Gynecologist George Chilinda performs a biopsy on a patient suspected of cervical cancer
Gynecologist George Chilinda performs a biopsy on a patient suspected of cervical cancer Credit: DIEGO MENJIBAR/MSF

Médecins Sans Frontières (MSF), also known as Doctors Without Borders, treats cervical cancer patients living across southern Malawi, as well as running screening services.

Such cancer treatment is rarely conducted by aid agencies, but that is likely to change in the future, MSF predicts. 

As poorer countries make progress against childhood and infectious diseases and life expectancies and living standards increase, they are likely to need more help treating chronic degenerative and lifestyle diseases, such as cancer.

Marion Péchayre, MSF’s Malawi chief, says: “Cancer is going to become a major problem, even in countries like Malawi.

“Cancer care is highly technical, so it means these countries won't have access to a good level of care, so the gap between these countries and others will be massive.”
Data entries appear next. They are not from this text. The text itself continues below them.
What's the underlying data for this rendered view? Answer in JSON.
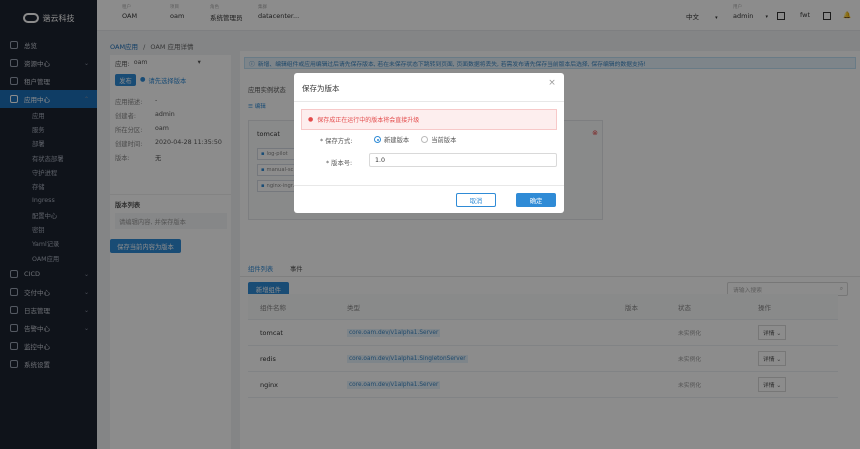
{
  "sidebar": {
    "logo_text": "谐云科技",
    "items": [
      {
        "label": "总览",
        "icon": "dashboard-icon",
        "arrow": ""
      },
      {
        "label": "资源中心",
        "icon": "cube-icon",
        "arrow": "⌄"
      },
      {
        "label": "租户管理",
        "icon": "users-icon",
        "arrow": ""
      },
      {
        "label": "应用中心",
        "icon": "app-icon",
        "arrow": "⌃"
      }
    ],
    "sub_items": [
      "应用",
      "服务",
      "部署",
      "有状态部署",
      "守护进程",
      "存储",
      "Ingress",
      "配置中心",
      "密钥",
      "Yaml记录",
      "OAM应用"
    ],
    "items2": [
      {
        "label": "CICD",
        "icon": "cicd-icon",
        "arrow": "⌄"
      },
      {
        "label": "交付中心",
        "icon": "delivery-icon",
        "arrow": "⌄"
      },
      {
        "label": "日志管理",
        "icon": "log-icon",
        "arrow": "⌄"
      },
      {
        "label": "告警中心",
        "icon": "bell-icon",
        "arrow": "⌄"
      },
      {
        "label": "监控中心",
        "icon": "monitor-icon",
        "arrow": ""
      },
      {
        "label": "系统设置",
        "icon": "settings-icon",
        "arrow": ""
      }
    ]
  },
  "topbar": {
    "crumbs": [
      {
        "small": "租户",
        "value": "OAM"
      },
      {
        "small": "项目",
        "value": "oam"
      },
      {
        "small": "角色",
        "value": "系统管理员"
      },
      {
        "small": "集群",
        "value": "datacenter..."
      }
    ],
    "lang": "中文",
    "user_small": "用户",
    "user": "admin",
    "icons": [
      "logout-icon",
      "help-icon",
      "doc-icon",
      "bell-icon"
    ],
    "icon_text": "fwt"
  },
  "breadcrumb": {
    "parent": "OAM应用",
    "sep": "/",
    "current": "OAM 应用详情"
  },
  "left_panel": {
    "app_label": "应用:",
    "app_value": "oam",
    "publish": "发布",
    "choose_version": "请先选择版本",
    "info": [
      {
        "k": "应用描述:",
        "v": "-"
      },
      {
        "k": "创建者:",
        "v": "admin"
      },
      {
        "k": "所在分区:",
        "v": "oam"
      },
      {
        "k": "创建时间:",
        "v": "2020-04-28 11:35:50"
      },
      {
        "k": "版本:",
        "v": "无"
      }
    ],
    "version_list_title": "版本列表",
    "version_hint": "请编辑内容, 并保存版本",
    "save_button": "保存当前内容为版本"
  },
  "right_panel": {
    "notice": "新增、编辑组件或应用编辑过后请先保存版本, 若在未保存状态下跳转到页面, 页面数据将丢失, 若需发布请先保存当前版本后选择, 保存编辑的数据支持!",
    "instance_label": "应用实例状态",
    "edit_label": "编辑",
    "instance_name": "tomcat",
    "traits": [
      "log-pilot",
      "manual-sc...",
      "nginx-ingr..."
    ],
    "tabs": [
      "组件列表",
      "事件"
    ],
    "add_button": "新增组件",
    "search_placeholder": "请输入搜索",
    "columns": [
      "组件名称",
      "类型",
      "版本",
      "状态",
      "操作"
    ],
    "rows": [
      {
        "name": "tomcat",
        "type": "core.oam.dev/v1alpha1.Server",
        "version": "",
        "status": "未实例化",
        "op": "详情"
      },
      {
        "name": "redis",
        "type": "core.oam.dev/v1alpha1.SingletonServer",
        "version": "",
        "status": "未实例化",
        "op": "详情"
      },
      {
        "name": "nginx",
        "type": "core.oam.dev/v1alpha1.Server",
        "version": "",
        "status": "未实例化",
        "op": "详情"
      }
    ]
  },
  "modal": {
    "title": "保存为版本",
    "close": "×",
    "warning": "保存成正在运行中的版本将会直接升级",
    "method_label": "* 保存方式:",
    "options": [
      "新建版本",
      "当前版本"
    ],
    "selected_option": "新建版本",
    "version_label": "* 版本号:",
    "version_value": "1.0",
    "cancel": "取消",
    "ok": "确定"
  },
  "colors": {
    "accent": "#2f8bd6",
    "sidebar": "#1d2330",
    "warning": "#e34b4b"
  }
}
The Malawian surgeons at Blantyre hospital’s cervical cancer unit must conduct so many hysterectomies that their skills have now surpassed those of the French doctors who trained them, says MSF.
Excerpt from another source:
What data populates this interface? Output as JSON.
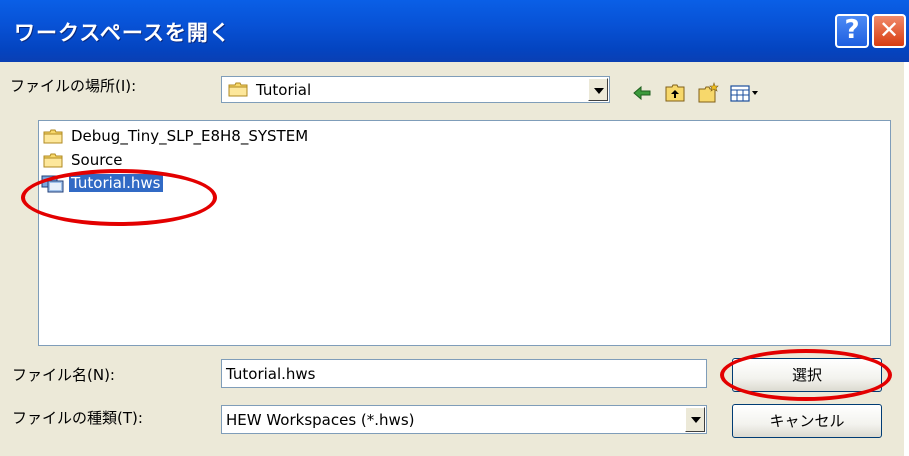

Part of the charity’s plan is to improve screening.

A Ministry of Health surveillance assistant prepares the HPV vaccine before administration in Lisawo Primary School. Chiradzulu District, Malawi
A health worker prepares the HPV vaccine before administration at Lisawo Primary School, Chiradzulu District Credit: Nadia Marini/MSF

Outside Blantyre, a white lorry rocks and jolts down a dirt road before coming to a halt outside an austere health centre.
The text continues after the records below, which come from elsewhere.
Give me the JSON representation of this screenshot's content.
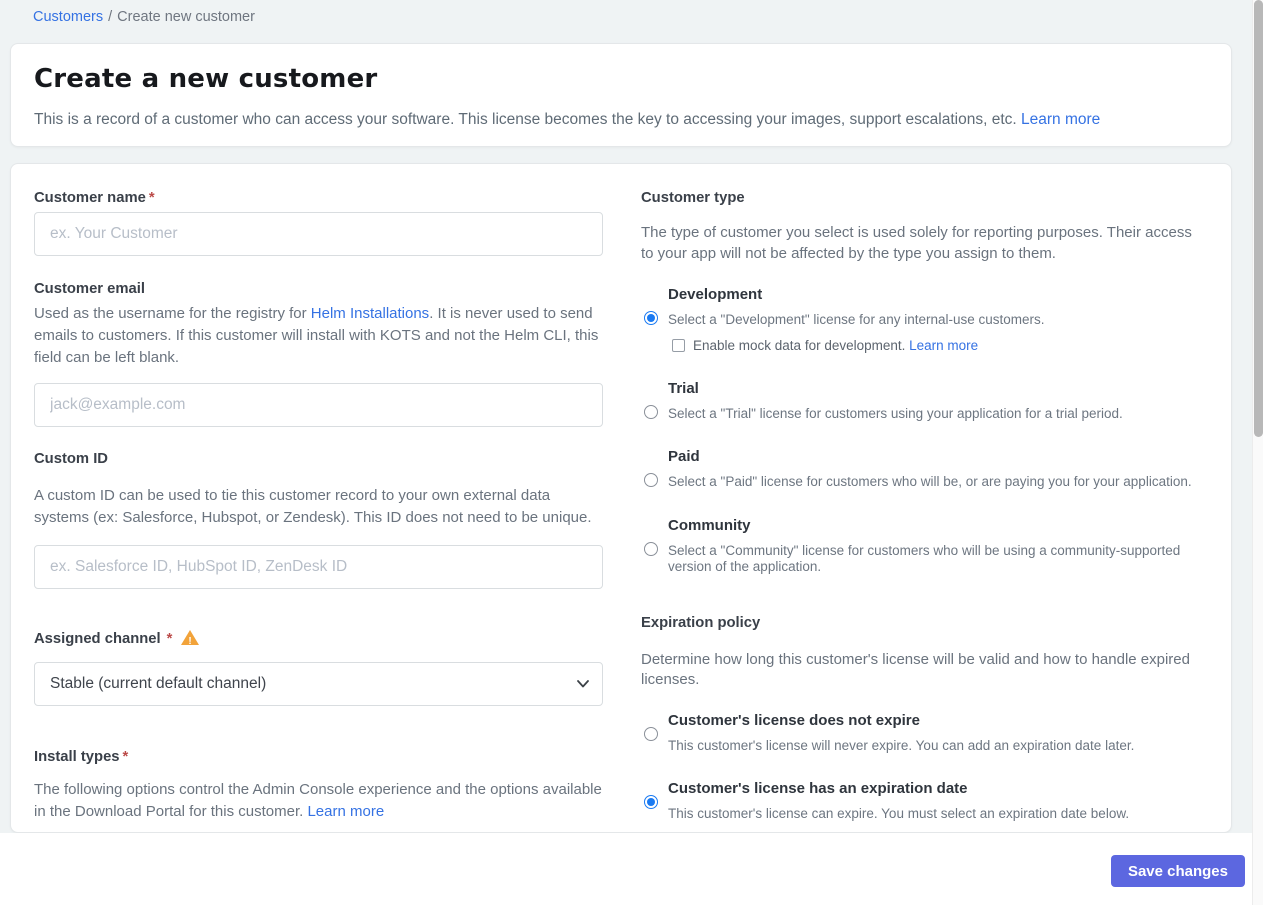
{
  "breadcrumb": {
    "link": "Customers",
    "separator": "/",
    "current": "Create new customer"
  },
  "header": {
    "title": "Create a new customer",
    "description": "This is a record of a customer who can access your software. This license becomes the key to accessing your images, support escalations, etc.",
    "learn_more": "Learn more"
  },
  "form": {
    "customer_name": {
      "label": "Customer name",
      "required": "*",
      "placeholder": "ex. Your Customer",
      "value": ""
    },
    "customer_email": {
      "label": "Customer email",
      "description_before": "Used as the username for the registry for ",
      "link": "Helm Installations",
      "description_after": ". It is never used to send emails to customers. If this customer will install with KOTS and not the Helm CLI, this field can be left blank.",
      "placeholder": "jack@example.com",
      "value": ""
    },
    "custom_id": {
      "label": "Custom ID",
      "description": "A custom ID can be used to tie this customer record to your own external data systems (ex: Salesforce, Hubspot, or Zendesk). This ID does not need to be unique.",
      "placeholder": "ex. Salesforce ID, HubSpot ID, ZenDesk ID",
      "value": ""
    },
    "assigned_channel": {
      "label": "Assigned channel",
      "required": "*",
      "selected_option": "Stable (current default channel)"
    },
    "install_types": {
      "label": "Install types",
      "required": "*",
      "description": "The following options control the Admin Console experience and the options available in the Download Portal for this customer.",
      "learn_more": "Learn more"
    }
  },
  "customer_type": {
    "heading": "Customer type",
    "description": "The type of customer you select is used solely for reporting purposes. Their access to your app will not be affected by the type you assign to them.",
    "options": [
      {
        "label": "Development",
        "description": "Select a \"Development\" license for any internal-use customers.",
        "selected": true,
        "checkbox_label": "Enable mock data for development.",
        "checkbox_learn_more": "Learn more",
        "checkbox_checked": false
      },
      {
        "label": "Trial",
        "description": "Select a \"Trial\" license for customers using your application for a trial period.",
        "selected": false
      },
      {
        "label": "Paid",
        "description": "Select a \"Paid\" license for customers who will be, or are paying you for your application.",
        "selected": false
      },
      {
        "label": "Community",
        "description": "Select a \"Community\" license for customers who will be using a community-supported version of the application.",
        "selected": false
      }
    ]
  },
  "expiration_policy": {
    "heading": "Expiration policy",
    "description": "Determine how long this customer's license will be valid and how to handle expired licenses.",
    "options": [
      {
        "label": "Customer's license does not expire",
        "description": "This customer's license will never expire. You can add an expiration date later.",
        "selected": false
      },
      {
        "label": "Customer's license has an expiration date",
        "description": "This customer's license can expire. You must select an expiration date below.",
        "selected": true
      }
    ]
  },
  "footer": {
    "save_label": "Save changes"
  },
  "colors": {
    "link_blue": "#3572e3",
    "radio_blue": "#1a7af2",
    "button_indigo": "#5c67e0",
    "warning_orange": "#f2a33a",
    "required_red": "#bb4a48",
    "page_background": "#eff3f4"
  }
}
As some nurses set up a consultation room in the back of the lorry, others crank up the pop music and begin hailing residents on a loud speaker.

Little by little, women arrive out of the maize fields and forest with babies bound to their backs.

Soon a couple of dozen are waiting to be checked in the mobile screening lorry, but the young women are obviously hesitant. They admit they have heard rumours that the screening will be painful, or intrusive. The screening team reassures the women and jokes with them to help overcome their misconceptions.

With pap smears not available, screening relies on visual inspections by trained health workers. Acetic acid is placed on the uterus and after a minute or so, lesions become visible. Yet, the technique is far from perfect.

“It has a very low sensitivity, so it means it's very operator dependent,” explains Sylvie Goossens, a cervical cancer project coordinator for MSF. “One nurse will say it’s positive, another nurse will say it’s negative. So it’s not a very good test.”

A new study being conducted from May will try to improve the accuracy. Firstly women will be tested to see if they have HPV infection. Health workers will also be given a smartphone app which will use artificial intelligence and machine learning from a database of thousands of cases and images to help them better identify precancerous lesions.

The technique should enable screening teams to spot more cancers in their early stages.

A nine-year-old schoolgirl in Chiradzulu District, Malawi, receives her HPV vaccination
A nine-year-old schoolgirl in Chiradzulu District, Malawi, receives her HPV vaccination Credit: Nadia Marini/MSF

The Word Health Organization's three-part strategy for eliminating cervical cancer aims to make sure 90 per cent of girls are given HPV vaccine before they are 15. Then, 70 per cent of women are given good quality screening at the ages of 35 and 45, and finally 90 per cent of women with cancer get treatment.

Hitting those targets would avert 74 million cases and 62 million deaths in low and middle income countries, the WHO calculates.

Yet even if such benchmarks are reached, modelling has predicted that while millions of lives would soon be saved, it would still take a century for the disease to be eradicated from the global population.

In the meantime, MSF field workers, such as Wilfred Khhambule, try to provide comfort and pain relief to women like Mrs Satheka who are beyond treatment.

“For many of these women it’s no longer about drugs,” he says, “it’s about giving our time so that they can talk and that's a relief for them.”